Flavor solutions segment sales grew by 3% to $486.6 mln, including a 3% unfavorable impact from currency. Flavor solutions sales growth was driven by the Americas and Europe, Middle East and Africa (EMEA) regions attributable to new products and higher base business volume and product mix.
President and CEO Lawrence Kurzius added that fundamentals at MKC are very strong and the company remains confident the initiatives that are underway in 2019 position the company to continue its growth trajectory. In light of thatMKC reaffirmed certain guidance metrics this morning, namely earnings and sales targets.

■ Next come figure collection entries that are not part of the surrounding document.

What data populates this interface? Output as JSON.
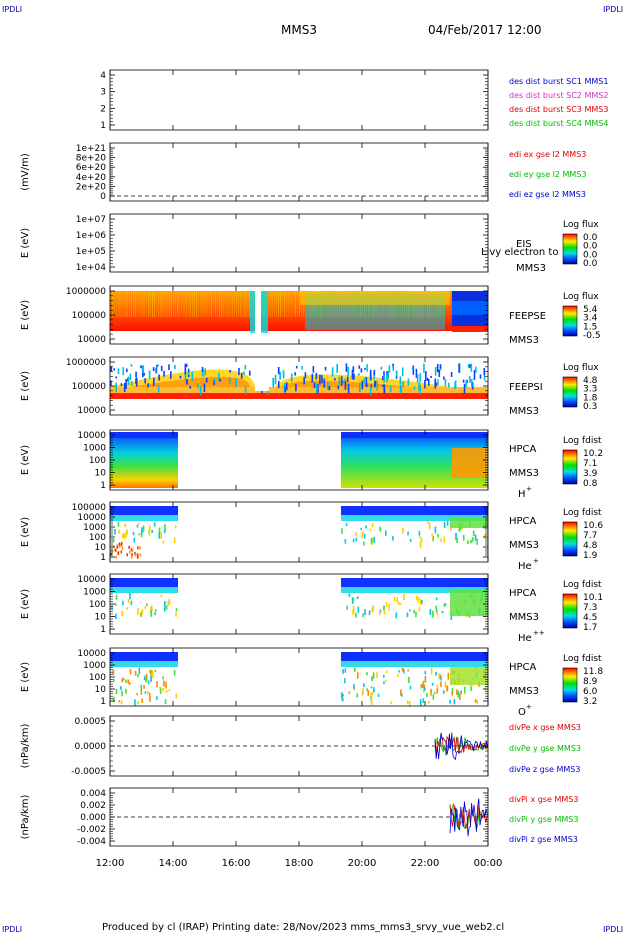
{
  "header": {
    "corner_tl": "IPDLI",
    "corner_tr": "IPDLI",
    "corner_bl": "IPDLI",
    "corner_br": "IPDLI",
    "mission": "MMS3",
    "datetime": "04/Feb/2017 12:00"
  },
  "footer": {
    "text": "Produced by cl (IRAP)    Printing date: 28/Nov/2023    mms_mms3_srvy_vue_web2.cl"
  },
  "chart_data": [
    {
      "type": "line",
      "panel": "des-dist-burst",
      "ylabel": "",
      "y_ticks": [
        "1",
        "2",
        "3",
        "4"
      ],
      "ylim": [
        0.7,
        4.3
      ],
      "legend": [
        {
          "text": "des dist burst SC1 MMS1",
          "color": "#0000cc"
        },
        {
          "text": "des dist burst SC2 MMS2",
          "color": "#cc33cc"
        },
        {
          "text": "des dist burst SC3 MMS3",
          "color": "#dd0000"
        },
        {
          "text": "des dist burst SC4 MMS4",
          "color": "#00bb00"
        }
      ]
    },
    {
      "type": "line",
      "panel": "edi-e-field",
      "ylabel": "(mV/m)",
      "y_ticks": [
        "0",
        "2e+20",
        "4e+20",
        "6e+20",
        "8e+20",
        "1e+21"
      ],
      "ylim": [
        -0.1,
        1.1
      ],
      "legend": [
        {
          "text": "edi ex gse l2 MMS3",
          "color": "#dd0000"
        },
        {
          "text": "edi ey gse l2 MMS3",
          "color": "#00bb00"
        },
        {
          "text": "edi ez gse l2 MMS3",
          "color": "#0000cc"
        }
      ]
    },
    {
      "type": "heatmap",
      "panel": "eis",
      "ylabel": "E (eV)",
      "y_ticks": [
        "1e+04",
        "1e+05",
        "1e+06",
        "1e+07"
      ],
      "label_lines": [
        "EIS",
        "MMS3"
      ],
      "overlay_text": "Livy electron to",
      "colorbar_title": "Log flux",
      "colorbar_ticks": [
        "0.0",
        "0.0",
        "0.0",
        "0.0"
      ]
    },
    {
      "type": "heatmap",
      "panel": "feeps-electron",
      "ylabel": "E (eV)",
      "y_ticks": [
        "10000",
        "100000",
        "1000000"
      ],
      "label_lines": [
        "FEEPSE",
        "MMS3"
      ],
      "colorbar_title": "Log flux",
      "colorbar_ticks": [
        "5.4",
        "3.4",
        "1.5",
        "-0.5"
      ]
    },
    {
      "type": "heatmap",
      "panel": "feeps-ion",
      "ylabel": "E (eV)",
      "y_ticks": [
        "10000",
        "100000",
        "1000000"
      ],
      "label_lines": [
        "FEEPSI",
        "MMS3"
      ],
      "colorbar_title": "Log flux",
      "colorbar_ticks": [
        "4.8",
        "3.3",
        "1.8",
        "0.3"
      ]
    },
    {
      "type": "heatmap",
      "panel": "hpca-h",
      "ylabel": "E (eV)",
      "y_ticks": [
        "1",
        "10",
        "100",
        "1000",
        "10000"
      ],
      "label_lines": [
        "HPCA",
        "MMS3"
      ],
      "species": "H",
      "species_sup": "+",
      "colorbar_title": "Log fdist",
      "colorbar_ticks": [
        "10.2",
        "7.1",
        "3.9",
        "0.8"
      ]
    },
    {
      "type": "heatmap",
      "panel": "hpca-he",
      "ylabel": "E (eV)",
      "y_ticks": [
        "1",
        "10",
        "100",
        "1000",
        "10000",
        "100000"
      ],
      "label_lines": [
        "HPCA",
        "MMS3"
      ],
      "species": "He",
      "species_sup": "+",
      "colorbar_title": "Log fdist",
      "colorbar_ticks": [
        "10.6",
        "7.7",
        "4.8",
        "1.9"
      ]
    },
    {
      "type": "heatmap",
      "panel": "hpca-he2",
      "ylabel": "E (eV)",
      "y_ticks": [
        "1",
        "10",
        "100",
        "1000",
        "10000"
      ],
      "label_lines": [
        "HPCA",
        "MMS3"
      ],
      "species": "He",
      "species_sup": "++",
      "colorbar_title": "Log fdist",
      "colorbar_ticks": [
        "10.1",
        "7.3",
        "4.5",
        "1.7"
      ]
    },
    {
      "type": "heatmap",
      "panel": "hpca-o",
      "ylabel": "E (eV)",
      "y_ticks": [
        "1",
        "10",
        "100",
        "1000",
        "10000"
      ],
      "label_lines": [
        "HPCA",
        "MMS3"
      ],
      "species": "O",
      "species_sup": "+",
      "colorbar_title": "Log fdist",
      "colorbar_ticks": [
        "11.8",
        "8.9",
        "6.0",
        "3.2"
      ]
    },
    {
      "type": "line",
      "panel": "divpe",
      "ylabel": "(nPa/km)",
      "y_ticks": [
        "-0.0005",
        "0.0000",
        "0.0005"
      ],
      "ylim": [
        -0.00085,
        0.00085
      ],
      "legend": [
        {
          "text": "divPe x gse MMS3",
          "color": "#dd0000"
        },
        {
          "text": "divPe y gse MMS3",
          "color": "#00bb00"
        },
        {
          "text": "divPe z gse MMS3",
          "color": "#0000cc"
        }
      ]
    },
    {
      "type": "line",
      "panel": "divpi",
      "ylabel": "(nPa/km)",
      "y_ticks": [
        "-0.004",
        "-0.002",
        "0.000",
        "0.002",
        "0.004"
      ],
      "ylim": [
        -0.0052,
        0.0052
      ],
      "legend": [
        {
          "text": "divPi x gse MMS3",
          "color": "#dd0000"
        },
        {
          "text": "divPi y gse MMS3",
          "color": "#00bb00"
        },
        {
          "text": "divPi z gse MMS3",
          "color": "#0000cc"
        }
      ]
    }
  ],
  "x_axis": {
    "ticks": [
      "12:00",
      "14:00",
      "16:00",
      "18:00",
      "20:00",
      "22:00",
      "00:00"
    ]
  }
}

For FY19 then the company still sees EPS growth of 4-6% to $5.17-5.27. Additionally, the company still expects to grow sales compared to 2018 by 1-3%, consisting entirely of organic growth as the company has no incremental sales impact from acquisitions in 2019.Sales growth is also expected to include the impact of pricing taken to offset an anticipated low-single digit increase in costs. What’s more, the company has plans to achieve around $110 mln of cost savings and intends to use these savings to improve margins, fund investments to drive continued growth, and as a further offset to increased costs.
The stock has put together a tidy recovery off post-Q4 lows, up 5.0% since the start of the year vs the 12.7% higher move in the S&P 500 over that time. From the post-Q4 lows shares have recovered more than 22%.